Kian shrugged. “Fuck if I’d know. I don’t even know what I’m doing, but it’s what my coaches used to do to me. You can follow my finger, so I’m assuming if your brain is fucked up, it’s probably just your usual state of being.”
“I want him to stay here tonight. So I can keep an eye on him.”
Kian nodded. “Probably a good idea. No sex though.”
I frowned. “Did your coaches tell you that too?”
“No, but I’m right next door and I don’t want to hear, ‘Oh Fang!
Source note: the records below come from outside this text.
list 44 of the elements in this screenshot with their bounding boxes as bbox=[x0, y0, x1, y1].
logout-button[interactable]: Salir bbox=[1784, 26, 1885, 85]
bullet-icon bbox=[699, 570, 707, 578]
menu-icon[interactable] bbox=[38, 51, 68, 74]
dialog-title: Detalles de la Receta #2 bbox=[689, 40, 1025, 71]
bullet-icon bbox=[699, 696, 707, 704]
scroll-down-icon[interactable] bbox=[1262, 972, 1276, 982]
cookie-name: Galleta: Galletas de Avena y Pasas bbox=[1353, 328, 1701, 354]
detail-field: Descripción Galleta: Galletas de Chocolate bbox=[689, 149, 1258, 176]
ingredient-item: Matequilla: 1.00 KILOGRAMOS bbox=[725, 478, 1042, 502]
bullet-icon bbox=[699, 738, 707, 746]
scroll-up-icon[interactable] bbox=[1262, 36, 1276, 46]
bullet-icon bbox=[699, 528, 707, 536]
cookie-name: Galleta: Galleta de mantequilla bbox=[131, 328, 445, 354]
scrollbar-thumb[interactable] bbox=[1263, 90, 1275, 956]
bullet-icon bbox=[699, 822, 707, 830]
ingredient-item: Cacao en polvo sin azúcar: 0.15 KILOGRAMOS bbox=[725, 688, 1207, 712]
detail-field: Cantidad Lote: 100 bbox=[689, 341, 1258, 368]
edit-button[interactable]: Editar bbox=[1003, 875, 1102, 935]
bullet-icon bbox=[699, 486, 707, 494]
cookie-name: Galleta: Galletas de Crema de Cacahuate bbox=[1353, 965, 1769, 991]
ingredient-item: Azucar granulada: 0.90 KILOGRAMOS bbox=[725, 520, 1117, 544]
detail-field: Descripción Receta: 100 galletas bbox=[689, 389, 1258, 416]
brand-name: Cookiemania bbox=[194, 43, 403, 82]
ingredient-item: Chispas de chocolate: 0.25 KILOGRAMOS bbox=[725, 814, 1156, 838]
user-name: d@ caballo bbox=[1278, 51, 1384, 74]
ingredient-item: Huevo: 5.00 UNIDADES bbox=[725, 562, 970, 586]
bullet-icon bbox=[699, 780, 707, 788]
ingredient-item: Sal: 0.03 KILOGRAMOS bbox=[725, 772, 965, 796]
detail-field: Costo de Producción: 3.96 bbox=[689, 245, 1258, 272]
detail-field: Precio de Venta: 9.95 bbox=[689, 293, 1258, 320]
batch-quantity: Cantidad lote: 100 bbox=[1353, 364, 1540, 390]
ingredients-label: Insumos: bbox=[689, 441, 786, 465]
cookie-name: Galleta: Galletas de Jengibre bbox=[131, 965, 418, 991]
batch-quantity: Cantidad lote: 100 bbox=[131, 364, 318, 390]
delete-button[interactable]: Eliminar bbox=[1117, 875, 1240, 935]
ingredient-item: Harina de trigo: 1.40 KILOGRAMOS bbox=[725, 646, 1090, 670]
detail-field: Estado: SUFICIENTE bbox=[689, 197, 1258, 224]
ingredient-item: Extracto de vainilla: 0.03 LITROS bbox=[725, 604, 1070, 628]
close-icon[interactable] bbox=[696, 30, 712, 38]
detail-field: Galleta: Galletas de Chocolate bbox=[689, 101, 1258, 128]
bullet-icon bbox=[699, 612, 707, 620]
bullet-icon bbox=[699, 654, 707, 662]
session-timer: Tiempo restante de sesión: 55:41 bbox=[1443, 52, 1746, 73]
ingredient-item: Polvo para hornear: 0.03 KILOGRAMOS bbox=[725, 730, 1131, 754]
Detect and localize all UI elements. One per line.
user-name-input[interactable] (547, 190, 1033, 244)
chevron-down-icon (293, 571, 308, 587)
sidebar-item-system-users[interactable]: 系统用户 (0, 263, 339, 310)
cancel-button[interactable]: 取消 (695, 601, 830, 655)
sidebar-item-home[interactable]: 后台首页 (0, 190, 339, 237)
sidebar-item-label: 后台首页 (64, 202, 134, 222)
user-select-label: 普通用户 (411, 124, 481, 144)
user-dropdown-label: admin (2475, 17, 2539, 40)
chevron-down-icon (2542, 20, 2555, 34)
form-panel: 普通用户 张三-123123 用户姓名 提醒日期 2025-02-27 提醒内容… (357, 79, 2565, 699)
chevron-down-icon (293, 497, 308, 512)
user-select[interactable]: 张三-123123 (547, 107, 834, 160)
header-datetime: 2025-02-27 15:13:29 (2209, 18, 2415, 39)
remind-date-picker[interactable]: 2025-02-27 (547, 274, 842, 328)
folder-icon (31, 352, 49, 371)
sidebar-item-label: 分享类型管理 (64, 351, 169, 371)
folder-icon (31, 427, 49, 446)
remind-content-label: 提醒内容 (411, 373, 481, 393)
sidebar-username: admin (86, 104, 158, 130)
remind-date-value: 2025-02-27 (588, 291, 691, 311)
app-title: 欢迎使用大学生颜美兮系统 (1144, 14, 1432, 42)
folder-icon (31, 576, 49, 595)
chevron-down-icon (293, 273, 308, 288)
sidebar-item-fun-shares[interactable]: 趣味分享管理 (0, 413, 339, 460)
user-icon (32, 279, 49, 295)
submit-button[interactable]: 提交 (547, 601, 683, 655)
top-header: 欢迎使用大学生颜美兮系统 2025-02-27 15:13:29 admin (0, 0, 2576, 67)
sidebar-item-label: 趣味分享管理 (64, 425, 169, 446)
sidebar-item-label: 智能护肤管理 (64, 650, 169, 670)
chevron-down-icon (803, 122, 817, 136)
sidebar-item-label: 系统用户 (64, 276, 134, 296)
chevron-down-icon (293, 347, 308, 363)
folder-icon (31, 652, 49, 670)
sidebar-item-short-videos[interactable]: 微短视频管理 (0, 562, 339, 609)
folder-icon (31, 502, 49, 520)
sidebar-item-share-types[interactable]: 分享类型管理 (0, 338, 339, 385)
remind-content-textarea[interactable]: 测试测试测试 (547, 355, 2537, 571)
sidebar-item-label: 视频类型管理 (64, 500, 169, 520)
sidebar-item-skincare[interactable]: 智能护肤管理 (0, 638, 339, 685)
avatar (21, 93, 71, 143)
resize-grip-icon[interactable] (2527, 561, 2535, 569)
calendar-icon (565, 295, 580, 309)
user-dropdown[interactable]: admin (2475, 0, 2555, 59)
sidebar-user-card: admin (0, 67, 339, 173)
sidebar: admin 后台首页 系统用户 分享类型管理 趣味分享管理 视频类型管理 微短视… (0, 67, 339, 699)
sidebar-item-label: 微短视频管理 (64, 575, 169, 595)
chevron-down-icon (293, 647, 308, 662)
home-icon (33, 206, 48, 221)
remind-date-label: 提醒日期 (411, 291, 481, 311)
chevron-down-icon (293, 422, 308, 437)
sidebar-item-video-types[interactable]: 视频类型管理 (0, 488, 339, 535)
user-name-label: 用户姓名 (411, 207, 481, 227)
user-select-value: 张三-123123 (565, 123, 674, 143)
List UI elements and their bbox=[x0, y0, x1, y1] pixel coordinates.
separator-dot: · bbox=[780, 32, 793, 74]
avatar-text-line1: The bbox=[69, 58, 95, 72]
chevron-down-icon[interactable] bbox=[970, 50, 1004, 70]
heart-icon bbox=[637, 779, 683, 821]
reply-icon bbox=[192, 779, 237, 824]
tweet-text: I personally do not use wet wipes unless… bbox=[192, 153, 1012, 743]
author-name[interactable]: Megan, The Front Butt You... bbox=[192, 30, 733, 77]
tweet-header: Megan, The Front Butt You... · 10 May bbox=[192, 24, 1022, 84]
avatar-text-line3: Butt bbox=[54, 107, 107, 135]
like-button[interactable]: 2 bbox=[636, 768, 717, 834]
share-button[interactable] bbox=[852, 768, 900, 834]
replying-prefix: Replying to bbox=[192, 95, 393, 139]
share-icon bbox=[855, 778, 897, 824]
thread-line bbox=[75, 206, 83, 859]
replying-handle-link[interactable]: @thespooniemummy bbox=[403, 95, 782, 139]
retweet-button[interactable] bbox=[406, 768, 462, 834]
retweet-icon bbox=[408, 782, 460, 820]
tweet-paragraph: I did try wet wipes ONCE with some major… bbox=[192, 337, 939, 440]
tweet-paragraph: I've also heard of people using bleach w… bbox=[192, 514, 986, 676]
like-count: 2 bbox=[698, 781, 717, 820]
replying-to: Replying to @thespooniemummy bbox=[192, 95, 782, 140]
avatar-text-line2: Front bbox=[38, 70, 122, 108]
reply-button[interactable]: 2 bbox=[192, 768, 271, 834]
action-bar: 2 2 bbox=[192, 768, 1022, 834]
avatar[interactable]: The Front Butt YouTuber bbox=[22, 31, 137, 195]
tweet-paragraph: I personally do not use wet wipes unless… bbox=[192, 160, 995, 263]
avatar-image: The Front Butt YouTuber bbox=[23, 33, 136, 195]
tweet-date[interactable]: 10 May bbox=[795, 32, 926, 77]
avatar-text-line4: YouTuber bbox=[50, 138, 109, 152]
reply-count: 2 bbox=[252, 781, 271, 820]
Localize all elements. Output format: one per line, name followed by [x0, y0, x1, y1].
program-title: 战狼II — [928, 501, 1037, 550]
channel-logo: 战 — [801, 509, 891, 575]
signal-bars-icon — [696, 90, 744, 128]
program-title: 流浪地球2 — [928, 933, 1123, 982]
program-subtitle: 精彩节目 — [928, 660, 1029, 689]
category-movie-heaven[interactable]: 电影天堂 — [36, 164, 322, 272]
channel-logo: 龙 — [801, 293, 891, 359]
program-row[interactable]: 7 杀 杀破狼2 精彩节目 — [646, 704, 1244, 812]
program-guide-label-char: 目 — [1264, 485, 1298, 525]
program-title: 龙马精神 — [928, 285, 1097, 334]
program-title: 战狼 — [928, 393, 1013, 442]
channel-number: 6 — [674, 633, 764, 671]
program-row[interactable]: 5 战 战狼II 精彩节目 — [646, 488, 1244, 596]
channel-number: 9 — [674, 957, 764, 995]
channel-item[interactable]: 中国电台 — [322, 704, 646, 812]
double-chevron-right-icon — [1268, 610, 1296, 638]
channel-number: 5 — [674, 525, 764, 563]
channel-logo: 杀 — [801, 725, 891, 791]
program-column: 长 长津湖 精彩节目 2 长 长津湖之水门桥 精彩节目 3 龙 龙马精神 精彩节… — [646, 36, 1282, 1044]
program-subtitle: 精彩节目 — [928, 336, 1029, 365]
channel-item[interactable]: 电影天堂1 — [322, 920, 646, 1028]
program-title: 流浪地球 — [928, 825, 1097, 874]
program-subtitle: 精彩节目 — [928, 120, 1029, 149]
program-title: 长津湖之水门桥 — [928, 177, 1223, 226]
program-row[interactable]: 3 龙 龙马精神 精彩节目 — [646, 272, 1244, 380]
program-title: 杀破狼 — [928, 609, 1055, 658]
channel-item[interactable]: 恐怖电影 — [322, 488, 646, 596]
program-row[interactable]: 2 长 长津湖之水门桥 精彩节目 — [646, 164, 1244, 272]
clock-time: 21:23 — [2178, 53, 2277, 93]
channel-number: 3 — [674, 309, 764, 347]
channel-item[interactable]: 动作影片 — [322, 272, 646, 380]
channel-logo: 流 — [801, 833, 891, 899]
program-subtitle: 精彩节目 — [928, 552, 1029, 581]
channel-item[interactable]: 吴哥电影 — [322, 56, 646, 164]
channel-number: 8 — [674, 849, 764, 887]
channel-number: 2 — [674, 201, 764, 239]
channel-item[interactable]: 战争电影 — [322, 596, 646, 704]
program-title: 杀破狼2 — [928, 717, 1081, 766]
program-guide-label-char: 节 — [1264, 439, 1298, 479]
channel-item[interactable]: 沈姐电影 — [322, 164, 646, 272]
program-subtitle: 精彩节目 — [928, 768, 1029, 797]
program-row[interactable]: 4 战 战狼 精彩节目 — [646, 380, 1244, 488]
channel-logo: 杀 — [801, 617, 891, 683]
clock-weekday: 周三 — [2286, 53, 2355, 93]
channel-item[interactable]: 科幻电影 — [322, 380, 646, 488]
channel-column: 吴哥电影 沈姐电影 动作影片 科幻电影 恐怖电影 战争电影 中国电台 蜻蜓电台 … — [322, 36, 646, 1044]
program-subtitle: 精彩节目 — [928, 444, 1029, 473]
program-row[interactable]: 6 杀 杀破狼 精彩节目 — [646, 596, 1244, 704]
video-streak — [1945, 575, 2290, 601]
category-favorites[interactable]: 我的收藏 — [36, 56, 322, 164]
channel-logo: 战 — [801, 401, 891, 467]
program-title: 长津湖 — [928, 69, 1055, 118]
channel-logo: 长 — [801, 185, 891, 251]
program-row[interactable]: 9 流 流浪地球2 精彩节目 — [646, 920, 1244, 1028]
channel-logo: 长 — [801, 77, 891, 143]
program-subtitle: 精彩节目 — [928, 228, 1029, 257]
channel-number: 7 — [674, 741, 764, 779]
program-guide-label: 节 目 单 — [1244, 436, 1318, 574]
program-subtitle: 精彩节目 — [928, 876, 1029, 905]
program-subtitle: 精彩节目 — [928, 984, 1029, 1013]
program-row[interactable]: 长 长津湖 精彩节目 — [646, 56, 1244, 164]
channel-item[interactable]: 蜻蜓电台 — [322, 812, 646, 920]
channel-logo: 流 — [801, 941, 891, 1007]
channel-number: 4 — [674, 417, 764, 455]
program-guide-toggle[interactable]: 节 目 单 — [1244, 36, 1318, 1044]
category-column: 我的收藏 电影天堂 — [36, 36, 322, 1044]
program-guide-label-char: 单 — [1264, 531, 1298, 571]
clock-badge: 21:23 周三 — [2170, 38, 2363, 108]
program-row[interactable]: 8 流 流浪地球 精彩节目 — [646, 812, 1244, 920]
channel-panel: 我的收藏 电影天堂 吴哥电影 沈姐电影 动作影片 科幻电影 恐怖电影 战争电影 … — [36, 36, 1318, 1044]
You’re so big! Fuck me, Daddy!’ all night.”
Fang’s mouth flickered in amusement, and I widened my eyes at him more than Kian’s overly girly and way-off-base impersonation of me. It was unusual for Fang to be anything other than a monosyllabic grump.
But I couldn’t let the comment pass without addressing it. I leaned on the wall, crossing my arms beneath my tits, and grinned at Kian. “Why? Jealous?”